Yes, there are problems in our city—huge, systemic problems that must be addressed. But we saw the images of ourselves being reflected in the national media and we collectively said: “This is not how we solve things here.”

So brooms were brought out, and trash bags and dumpsters for collecting debris, and people began cleaning the streets and lending a hand to the damaged businesses. Others marched and protested peacefully—expressing their anger and sometimes their grief—but they sang, too, and danced, and it almost felt celebratory. Businesses handed out free food and drink to both the cops and the protesters, and among the protesters and the police, a sort of cautious détente emerged. (One image of a little boy handing a bottle of water to a cop in riot gear went viral.) The Contemporary, Area 405, and Baltimore Design School teamed up to provide a safe space for kids to play and learn while city schools were closed. All of the Enoch Pratt Free Library branches stayed open, too. “[Libraries] are anchors in so many communities,” Enoch Pratt director Carla Hayden told the American Library Association. “We should be open, especially when times are tough.” To that end, the CityLit Festival went on as scheduled, even as most events planned for that weekend were cancelled. On Wednesday, the BSO pulled together a peace concert right outside the Meyerhoff. That went so well, they gave another one in West Baltimore’s Mondawmin neighborhood a few days later.
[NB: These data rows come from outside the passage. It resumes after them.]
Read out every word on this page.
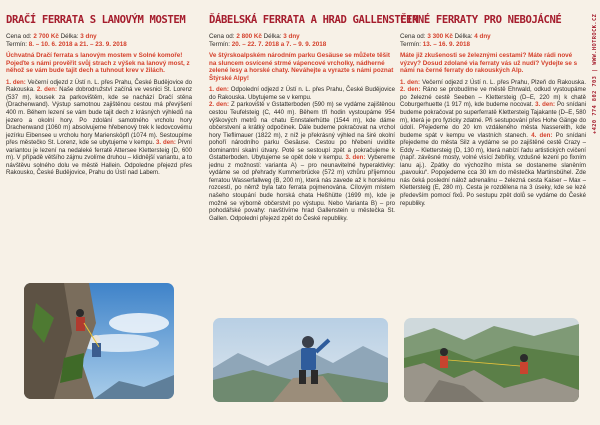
DRAČÍ FERRATA S LANOVÝM MOSTEM
Cena od: 2 700 Kč Délka: 3 dny
Termín: 8. – 10. 6. 2018 a 21. – 23. 9. 2018
Úchvatná Dračí ferrata s lanovým mostem v Solné komoře! Pojeďte s námi prověřit svůj strach z výšek na lanový most, z něhož se vám bude tajit dech a tuhnout krev v žilách.

1. den: Večerní odjezd z Ústí n. L. přes Prahu, České Budějovice do Rakouska. 2. den: Naše dobrodružství začíná ve vesnici St. Lorenz (537 m), kousek za parkovištěm, kde se nachází Dračí stěna (Drachenwand). Výstup samotnou zajištěnou cestou má převýšení 400 m. Během lezení se vám bude tajit dech z krásných výhledů na jezero a okolní hory. Po zdolání samotného vrcholu hory Drachenwand (1060 m) absolvujeme hřebenový trek k ledovcovému jezírku Eibensee u vrcholu hory Mariensköpfl (1074 m). Sestoupíme přes městečko St. Lorenz, kde se ubytujeme v kempu. 3. den: První variantou je lezení na nedaleké ferratě Attersee Klettersteig (D, 600 m). V případě většího zájmu zvolíme druhou – klidnější variantu, a to návštěvu solného dolu ve městě Hallein. Odpoledne přejezd přes Rakousko, České Budějovice, Prahu do Ústí nad Labem.

ĎÁBELSKÁ FERRATA A HRAD GALLENSTEIN
Cena od: 2 800 Kč Délka: 3 dny
Termín: 20. – 22. 7. 2018 a 7. – 9. 9. 2018
Ve štýrskoalpském národním parku Gesäuse se můžete těšit na sluncem osvícené strmé vápencové vrcholky, nádherné zelené lesy a horské chaty. Neváhejte a vyrazte s námi poznat Štýrské Alpy!

1. den: Odpolední odjezd z Ústí n. L. přes Prahu, České Budějovice do Rakouska. Ubytujeme se v kempu.
2. den: Z parkoviště v Gstatterboden (590 m) se vydáme zajištěnou cestou Teufelsteig (C, 440 m). Během tří hodin vystoupáme 954 výškových metrů na chatu Ennstalerhütte (1544 m), kde dáme občerstvení a krátký odpočinek. Dále budeme pokračovat na vrchol hory Tieflimauer (1822 m), z níž je překrásný výhled na širé okolní pohoří národního parku Gesäuse. Cestou po hřebeni uvidíte dominantní skalní útvary. Poté se sestoupí zpět a pokračujeme k Gstatterboden. Ubytujeme se opět dole v kempu. 3. den: Vybereme jednu z možností: varianta A) – pro neunavitelné hyperaktivky: vydáme se od přehrady Kummerbrücke (572 m) vzhůru příjemnou ferratou Wasserfallweg (B, 200 m), která nás zavede až k horskému rozcestí, po němž byla tato ferrata pojmenována. Cílovým místem našeho stoupání bude horská chata Heßhütte (1699 m), kde je možné se výborně občerstvit po výstupu. Nebo Varianta B) – pro pohodářské povahy: navštívíme hrad Gallenstein u městečka St. Gallen. Odpolední přejezd zpět do České republiky.

ČERNÉ FERRATY PRO NEBOJÁCNÉ
Cena od: 3 300 Kč Délka: 4 dny
Termín: 13. – 16. 9. 2018
Máte již zkušenosti se železnými cestami? Máte rádi nové výzvy? Dosud zdolané via ferraty vás už nudí? Vydejte se s námi na černé ferraty do rakouských Alp.

1. den: Večerní odjezd z Ústí n. L. přes Prahu, Plzeň do Rakouska. 2. den: Ráno se probudíme ve městě Ehrwald, odkud vystoupáme po železné cestě Seeben – Klettersteig (D–E, 220 m) k chatě Coburgerhuette (1 917 m), kde budeme nocovat. 3. den: Po snídani budeme pokračovat po superferratě Klettersteig Tajakante (D–E, 580 m), která je pro fyzicky zdatné. Při sestupování přes Hohe Gänge do údolí. Přejedeme do 20 km vzdáleného města Nassereith, kde budeme spát v kempu ve vlastních stanech. 4. den: Po snídani přejedeme do města Silz a vydáme se po zajištěné cestě Crazy – Eddy – Klettersteig (D, 130 m), která nabízí řadu artistických cvičení (např. závěsné mosty, volné visící žebříky, vzdušné lezení po fixním lanu aj.). Zpátky do výchozího místa se dostaneme slaněním „pavouku“. Popojedeme cca 30 km do městečka Martinsbühel. Zde nás čeká poslední nálož adrenalinu – železná cesta Kaiser – Max – Klettersteig (E, 280 m). Cesta je rozdělena na 3 úseky, kde se lezé především pomocí fixů. Po sestupu zpět dolů se vydáme do České republiky.

+420 774 802 703 | WWW.HOTROCK.CZ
We still have a long way to go to fix the entrenched economic and social problems in this city. The recent spike of violence in our city has underscored that. The kind of dedicated community engagement and emerging leadership we saw in the wake of the Freddie Gray unrest is needed now more than ever. There is no “going back to normal.” What was normal was clearly broken. But Baltimore’s spirit—and its resolve—is strong. We have demonstrated over and over again that we are up to the challenge.